Not the budget we need - mini or otherwise
Last Friday saw Kwasi Kwarteng, the UK’s new chancellor, announce his first budget - or his mini-budget to be precise.
A Chancellor’s first budget is their opportunity to set a new course for the country, to share their vision for the UK’s future, and persuade people their new path is in the best interests not only of each of them individually but also the country as a whole.
Friday’s mini budget did chart a new course. Unfortunately that course takes the UK deeper into the wastelands of zombie economics. So deep in fact, that the budget is being shunned even by those it most sought to court.
This is a budget that fails not only on the measures important to the financial world - a world of gilt yields, currency speculators, bank rates and stock exchanges - but also in the real world of citizens, communities, and the natural world on which we all rely. Its ideology is built on the idea that there are no limits to growth, whereas we know that many of the earth’s resources are finite.
In the UK, our economy is failing us. Demand for foodbanks is surging, the wages we pay our most important workers do not allow them to make ends meet, and privately-owed water companies pay billions of pounds to their bondholders and shareholders while dumping billions of litres of sewage into our rivers and onto our beaches. Europe’s energy system is hooked up not only on Putin’s Russia but a global oil and gas industry which has spent decades resisting our move to renewable energy. Across the world the climate crisis brings ever more extreme weather, and produces millions of refugees.

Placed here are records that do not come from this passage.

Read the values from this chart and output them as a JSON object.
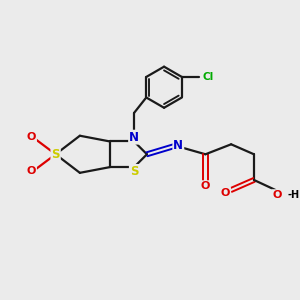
{
  "bg_color": "#ebebeb",
  "atom_colors": {
    "C": "#000000",
    "N": "#0000cc",
    "S": "#cccc00",
    "O": "#dd0000",
    "Cl": "#00aa00",
    "H": "#000000"
  },
  "bond_color": "#1a1a1a",
  "line_width": 1.6,
  "fig_bg": "#ebebeb"
}
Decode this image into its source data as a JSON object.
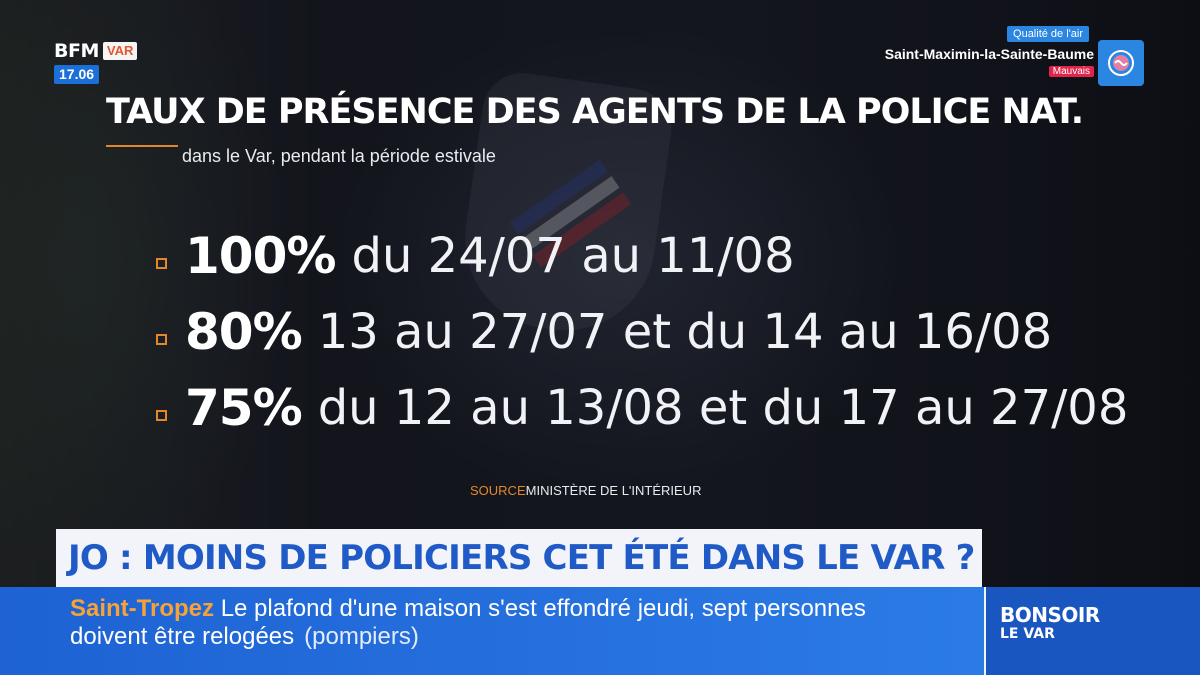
{
  "logo": {
    "brand": "BFM",
    "region": "VAR",
    "time": "17.06"
  },
  "air_quality": {
    "label": "Qualité de l'air",
    "city": "Saint-Maximin-la-Sainte-Baume",
    "status": "Mauvais",
    "icon": "air-quality-icon"
  },
  "graphic": {
    "title": "TAUX DE PRÉSENCE DES AGENTS DE LA POLICE NAT.",
    "subtitle": "dans le Var, pendant la période estivale",
    "items": [
      {
        "percent": "100%",
        "period": "du 24/07 au 11/08"
      },
      {
        "percent": "80%",
        "period": "13 au 27/07 et du 14 au 16/08"
      },
      {
        "percent": "75%",
        "period": "du 12 au 13/08 et du 17 au 27/08"
      }
    ],
    "source_key": "SOURCE",
    "source_value": "MINISTÈRE DE L'INTÉRIEUR"
  },
  "headline": "JO : MOINS DE POLICIERS CET ÉTÉ DANS LE VAR ?",
  "ticker": {
    "place": "Saint-Tropez",
    "line1": "Le plafond d'une maison s'est effondré jeudi, sept personnes",
    "line2": "doivent être relogées",
    "source": "(pompiers)"
  },
  "program": {
    "name": "BONSOIR",
    "sub": "LE VAR"
  },
  "colors": {
    "accent_orange": "#e4862d",
    "brand_blue": "#1e62d3",
    "headline_blue": "#1f5ac7",
    "status_red": "#e0244c"
  }
}
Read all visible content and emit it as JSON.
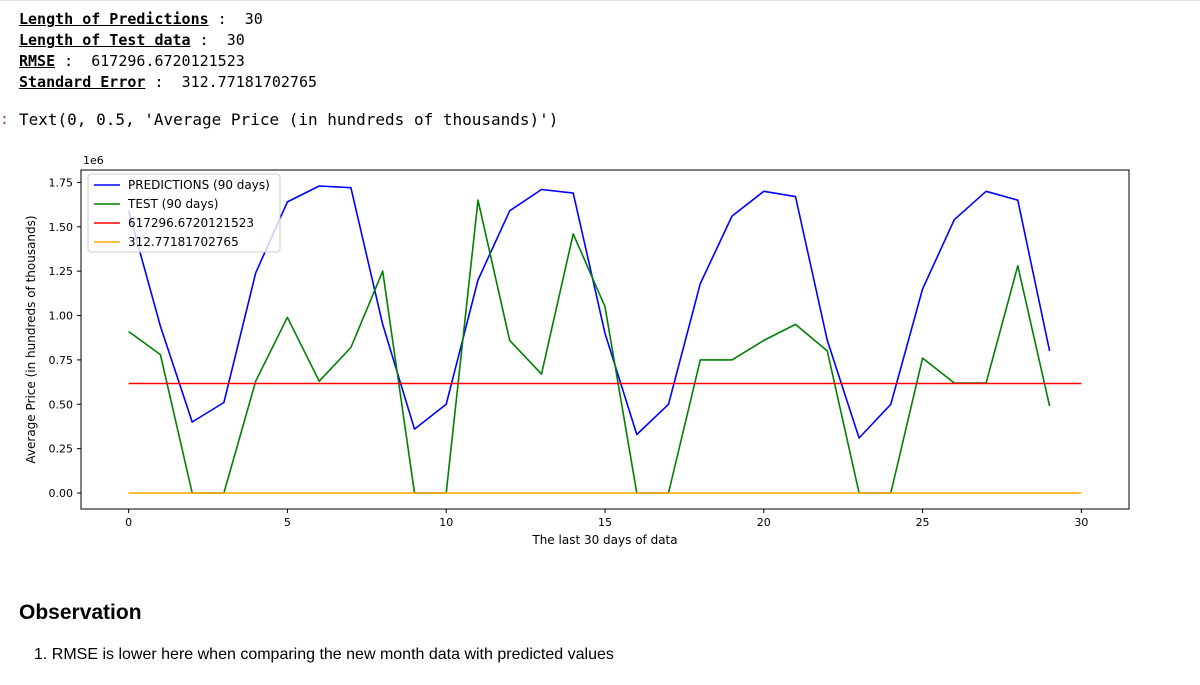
{
  "stats": [
    {
      "key": "Length of Predictions",
      "sep": " :  ",
      "value": "30"
    },
    {
      "key": "Length of Test data",
      "sep": " :  ",
      "value": "30"
    },
    {
      "key": "RMSE",
      "sep": " :  ",
      "value": "617296.6720121523"
    },
    {
      "key": "Standard Error",
      "sep": " :  ",
      "value": "312.77181702765"
    }
  ],
  "output_text": "Text(0, 0.5, 'Average Price (in hundreds of thousands)')",
  "chart_data": {
    "type": "line",
    "xlabel": "The last 30 days of data",
    "ylabel": "Average Price (in hundreds of thousands)",
    "offset_label": "1e6",
    "xlim": [
      -1.5,
      31.5
    ],
    "ylim": [
      -0.09,
      1.82
    ],
    "x_ticks": [
      0,
      5,
      10,
      15,
      20,
      25,
      30
    ],
    "y_ticks": [
      0.0,
      0.25,
      0.5,
      0.75,
      1.0,
      1.25,
      1.5,
      1.75
    ],
    "y_tick_labels": [
      "0.00",
      "0.25",
      "0.50",
      "0.75",
      "1.00",
      "1.25",
      "1.50",
      "1.75"
    ],
    "grid": false,
    "legend_position": "top-left",
    "series": [
      {
        "name": "PREDICTIONS (90 days)",
        "color": "#0000ff",
        "x": [
          0,
          1,
          2,
          3,
          4,
          5,
          6,
          7,
          8,
          9,
          10,
          11,
          12,
          13,
          14,
          15,
          16,
          17,
          18,
          19,
          20,
          21,
          22,
          23,
          24,
          25,
          26,
          27,
          28,
          29
        ],
        "y": [
          1.59,
          0.94,
          0.4,
          0.51,
          1.24,
          1.64,
          1.73,
          1.72,
          0.95,
          0.36,
          0.5,
          1.2,
          1.59,
          1.71,
          1.69,
          0.9,
          0.33,
          0.5,
          1.18,
          1.56,
          1.7,
          1.67,
          0.86,
          0.31,
          0.5,
          1.15,
          1.54,
          1.7,
          1.65,
          0.8
        ]
      },
      {
        "name": "TEST (90 days)",
        "color": "#008000",
        "x": [
          0,
          1,
          2,
          3,
          4,
          5,
          6,
          7,
          8,
          9,
          10,
          11,
          12,
          13,
          14,
          15,
          16,
          17,
          18,
          19,
          20,
          21,
          22,
          23,
          24,
          25,
          26,
          27,
          28,
          29
        ],
        "y": [
          0.91,
          0.78,
          0.0,
          0.0,
          0.63,
          0.99,
          0.63,
          0.82,
          1.25,
          0.0,
          0.0,
          1.65,
          0.86,
          0.67,
          1.46,
          1.05,
          0.0,
          0.0,
          0.75,
          0.75,
          0.86,
          0.95,
          0.8,
          0.0,
          0.0,
          0.76,
          0.62,
          0.62,
          1.28,
          0.49
        ]
      },
      {
        "name": "617296.6720121523",
        "color": "#ff0000",
        "x": [
          0,
          30
        ],
        "y": [
          0.617,
          0.617
        ]
      },
      {
        "name": "312.77181702765",
        "color": "#ffa500",
        "x": [
          0,
          30
        ],
        "y": [
          0.0003,
          0.0003
        ]
      }
    ]
  },
  "observation": {
    "title": "Observation",
    "items": [
      "RMSE is lower here when comparing the new month data with predicted values"
    ]
  }
}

But alongside this across the world the shoots of a new future are emerging. Free train travel in Spain is taking tens of thousands of vehicles off the road. New sources of renewable energy are being built at a record pace. The founder of Patagonia, the $3bn clothing giant, has given away the company and all its future profits to benefit the planet and fight the climate emergency. From these small shoots it is possible to create exponential change.
We need to bring these shoots to the UK. To transform our economy so that it works for everyone, within the limits of our planet. We need an economy that knows that there is no financial capital without natural capital An economy where our financial and natural wealth is in the hands of the many, not the few. An economy that resolutely seeks to decarbonise our energy, transport and food systems. An economy that supports, enables and values organisations that are built around purpose, not those that are built around profit. An economy run in the interests of future generations - both those already born, and those yet to come.
To do that we need our government to build an economy of purpose, recognise there are limits to growth, and show that it values care, family and community ahead of consumption and profit. Now that would be a budget we could all get around.